September 21 2014 Latest news:
Thursday, July 19, 2012
Drivers could have to pay to use a 20-mile section of new road in Cambridgeshire that will form part of a major investment in highways in eastern England announced by the Government.
The A14 corridor scheme in Cambridgeshire has been added to the Department for Transport’s major projects programme and work could start by 2018.
The department said funding for the improvements could be generated in part through tolling a length of the enhanced A14, featuring 20 miles of new or widened road.
But it added that more work would be done “to determine the best tolling solution, including what length the tolled section should be, how users would pay and what the tariff should be”.
The project includes the widening of the Cambridge Northern bypass between Milton and Girton and enhancement of the Girton interchange.
It also includes the provision of high-standard roads for local traffic use running in parallel to an enhanced A14 carriageway between Girton and the area near the current Trinity Foot A14 junction.
It will also see the construction of a bypass to the south of Huntingdon between the area near Trinity Foot and the A1, at both ends tying in with the existing A14.
Transport Secretary Justine Greening said: “The A14 is a crucial strategic route for the east of England, vital not only for international road traffic using the port of Felixstowe but everyone who relies on it daily.”
The Government also announced a package of desirable rail investment that will include major improvements at Ely, Peterborough and Leicester, and which will enable more freight to be carried by rail between Felixstowe and Nuneaton. Ms Greening has allocated £200 million to the Strategic Freight Network to fund network enhancements of this kind at the request of the rail freight industry.
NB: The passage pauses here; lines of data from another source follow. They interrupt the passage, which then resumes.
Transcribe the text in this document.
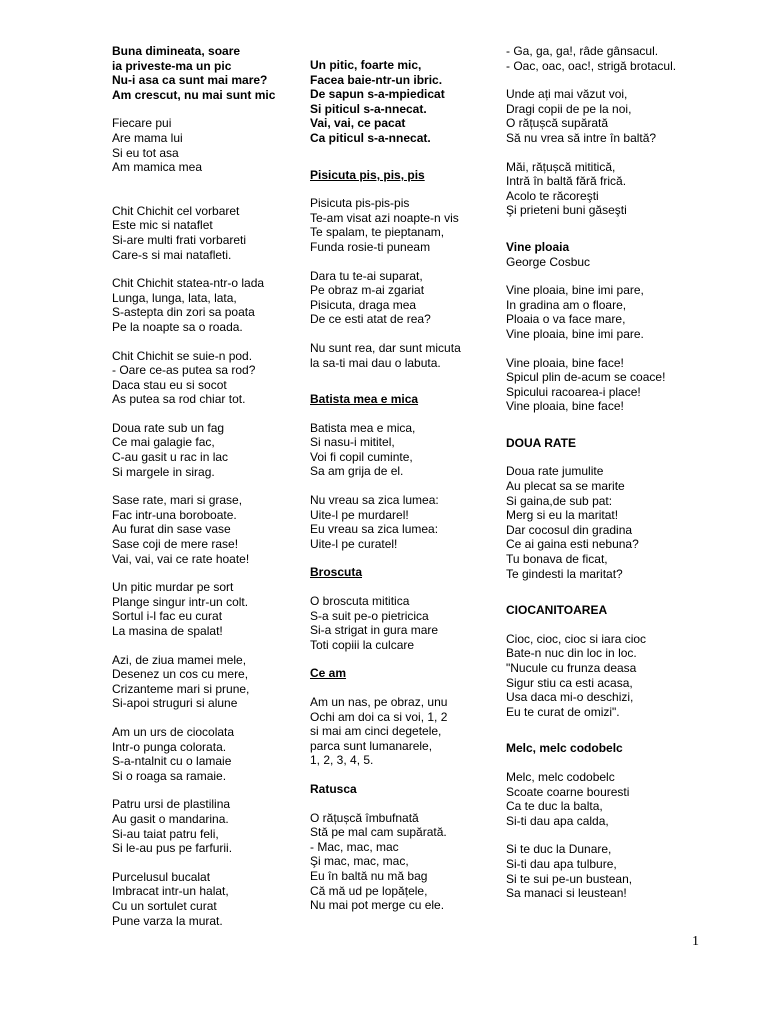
Buna dimineata, soare
ia priveste-ma un pic
Nu-i asa ca sunt mai mare?
Am crescut, nu mai sunt mic
Fiecare pui
Are mama lui
Si eu tot asa
Am mamica mea
Chit Chichit cel vorbaret
Este mic si nataflet
Si-are multi frati vorbareti
Care-s si mai natafleti.
Chit Chichit statea-ntr-o lada
Lunga, lunga, lata, lata,
S-astepta din zori sa poata
Pe la noapte sa o roada.
Chit Chichit se suie-n pod.
- Oare ce-as putea sa rod?
Daca stau eu si socot
As putea sa rod chiar tot.
Doua rate sub un fag
Ce mai galagie fac,
C-au gasit u rac in lac
Si margele in sirag.
Sase rate, mari si grase,
Fac intr-una boroboate.
Au furat din sase vase
Sase coji de mere rase!
Vai, vai, vai ce rate hoate!
Un pitic murdar pe sort
Plange singur intr-un colt.
Sortul i-l fac eu curat
La masina de spalat!
Azi, de ziua mamei mele,
Desenez un cos cu mere,
Crizanteme mari si prune,
Si-apoi struguri si alune
Am un urs de ciocolata
Intr-o punga colorata.
S-a-ntalnit cu o lamaie
Si o roaga sa ramaie.
Patru ursi de plastilina
Au gasit o mandarina.
Si-au taiat patru feli,
Si le-au pus pe farfurii.
Purcelusul bucalat
Imbracat intr-un halat,
Cu un sortulet curat
Pune varza la murat.
Un pitic, foarte mic,
Facea baie-ntr-un ibric.
De sapun s-a-mpiedicat
Si piticul s-a-nnecat.
Vai, vai, ce pacat
Ca piticul s-a-nnecat.
Pisicuta pis, pis, pis
Pisicuta pis-pis-pis
Te-am visat azi noapte-n vis
Te spalam, te pieptanam,
Funda rosie-ti puneam
Dara tu te-ai suparat,
Pe obraz m-ai zgariat
Pisicuta, draga mea
De ce esti atat de rea?
Nu sunt rea, dar sunt micuta
la sa-ti mai dau o labuta.
Batista mea e mica
Batista mea e mica,
Si nasu-i mititel,
Voi fi copil cuminte,
Sa am grija de el.
Nu vreau sa zica lumea:
Uite-l pe murdarel!
Eu vreau sa zica lumea:
Uite-l pe curatel!
Broscuta
O broscuta mititica
S-a suit pe-o pietricica
Si-a strigat in gura mare
Toti copiii la culcare
Ce am
Am un nas, pe obraz, unu
Ochi am doi ca si voi, 1, 2
si mai am cinci degetele,
parca sunt lumanarele,
1, 2, 3, 4, 5.
Ratusca
O rățușcă îmbufnată
Stă pe mal cam supărată.
- Mac, mac, mac
Şi mac, mac, mac,
Eu în baltă nu mă bag
Că mă ud pe lopățele,
Nu mai pot merge cu ele.
- Ga, ga, ga!, râde gânsacul.
- Oac, oac, oac!, strigă brotacul.
Unde ați mai văzut voi,
Dragi copii de pe la noi,
O rățușcă supărată
Să nu vrea să intre în baltă?
Măi, rățușcă mititică,
Intră în baltă fără frică.
Acolo te răcoreşti
Şi prieteni buni găseşti
Vine ploaia
George Cosbuc
Vine ploaia, bine imi pare,
In gradina am o floare,
Ploaia o va face mare,
Vine ploaia, bine imi pare.
Vine ploaia, bine face!
Spicul plin de-acum se coace!
Spicului racoarea-i place!
Vine ploaia, bine face!
DOUA RATE
Doua rate jumulite
Au plecat sa se marite
Si gaina,de sub pat:
Merg si eu la maritat!
Dar cocosul din gradina
Ce ai gaina esti nebuna?
Tu bonava de ficat,
Te gindesti la maritat?
CIOCANITOAREA
Cioc, cioc, cioc si iara cioc
Bate-n nuc din loc in loc.
"Nucule cu frunza deasa
Sigur stiu ca esti acasa,
Usa daca mi-o deschizi,
Eu te curat de omizi".
Melc, melc codobelc
Melc, melc codobelc
Scoate coarne bouresti
Ca te duc la balta,
Si-ti dau apa calda,
Si te duc la Dunare,
Si-ti dau apa tulbure,
Si te sui pe-un bustean,
Sa manaci si leustean!
1
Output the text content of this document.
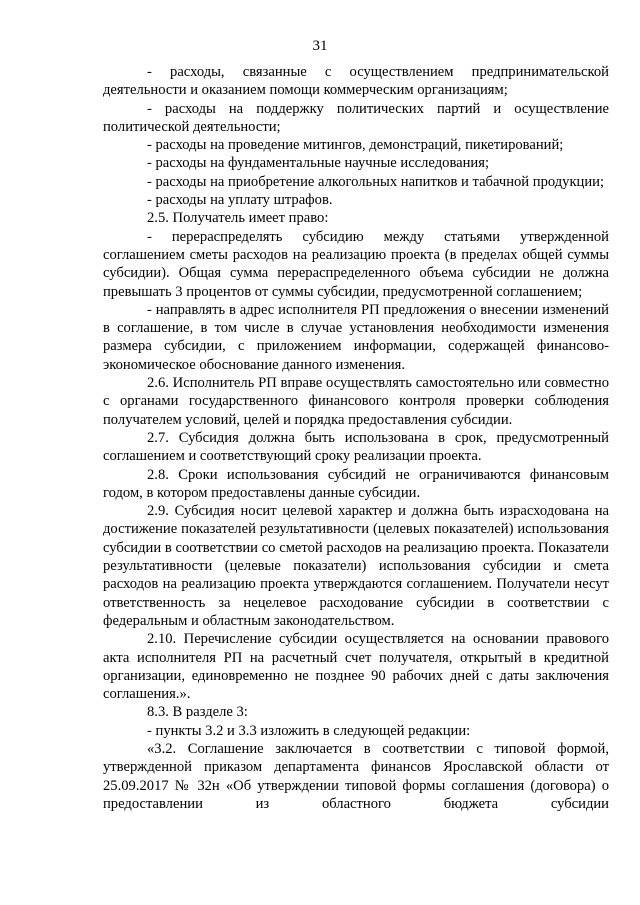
31

- расходы, связанные с осуществлением предпринимательской деятельности и оказанием помощи коммерческим организациям;

- расходы на поддержку политических партий и осуществление политической деятельности;

- расходы на проведение митингов, демонстраций, пикетирований;

- расходы на фундаментальные научные исследования;

- расходы на приобретение алкогольных напитков и табачной продукции;

- расходы на уплату штрафов.

2.5. Получатель имеет право:

- перераспределять субсидию между статьями утвержденной соглашением сметы расходов на реализацию проекта (в пределах общей суммы субсидии). Общая сумма перераспределенного объема субсидии не должна превышать 3 процентов от суммы субсидии, предусмотренной соглашением;

- направлять в адрес исполнителя РП предложения о внесении изменений в соглашение, в том числе в случае установления необходимости изменения размера субсидии, с приложением информации, содержащей финансово-экономическое обоснование данного изменения.

2.6. Исполнитель РП вправе осуществлять самостоятельно или совместно с органами государственного финансового контроля проверки соблюдения получателем условий, целей и порядка предоставления субсидии.

2.7. Субсидия должна быть использована в срок, предусмотренный соглашением и соответствующий сроку реализации проекта.

2.8. Сроки использования субсидий не ограничиваются финансовым годом, в котором предоставлены данные субсидии.

2.9. Субсидия носит целевой характер и должна быть израсходована на достижение показателей результативности (целевых показателей) использования субсидии в соответствии со сметой расходов на реализацию проекта. Показатели результативности (целевые показатели) использования субсидии и смета расходов на реализацию проекта утверждаются соглашением. Получатели несут ответственность за нецелевое расходование субсидии в соответствии с федеральным и областным законодательством.

2.10. Перечисление субсидии осуществляется на основании правового акта исполнителя РП на расчетный счет получателя, открытый в кредитной организации, единовременно не позднее 90 рабочих дней с даты заключения соглашения.».

8.3. В разделе 3:

- пункты 3.2 и 3.3 изложить в следующей редакции:

«3.2. Соглашение заключается в соответствии с типовой формой, утвержденной приказом департамента финансов Ярославской области от 25.09.2017 № 32н «Об утверждении типовой формы соглашения (договора) о предоставлении из областного бюджета субсидии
A Department for Transport spokesman said: “Our proposals for the A14 corridor are the result of detailed discussions with local authorities and business interests and are aimed at delivering dramatic long-term capacity enhancements while ensuring good quality un-tolled options for local journeys.
“It is only because these plans would transform the existing A14 literally beyond all recognition into a high-capacity corridor, with around 20 miles of new or widened road, that tolling is being considered. Tolls are likely to provide only a minority of the funding that would be necessary, with the majority coming from central Government and local partners.”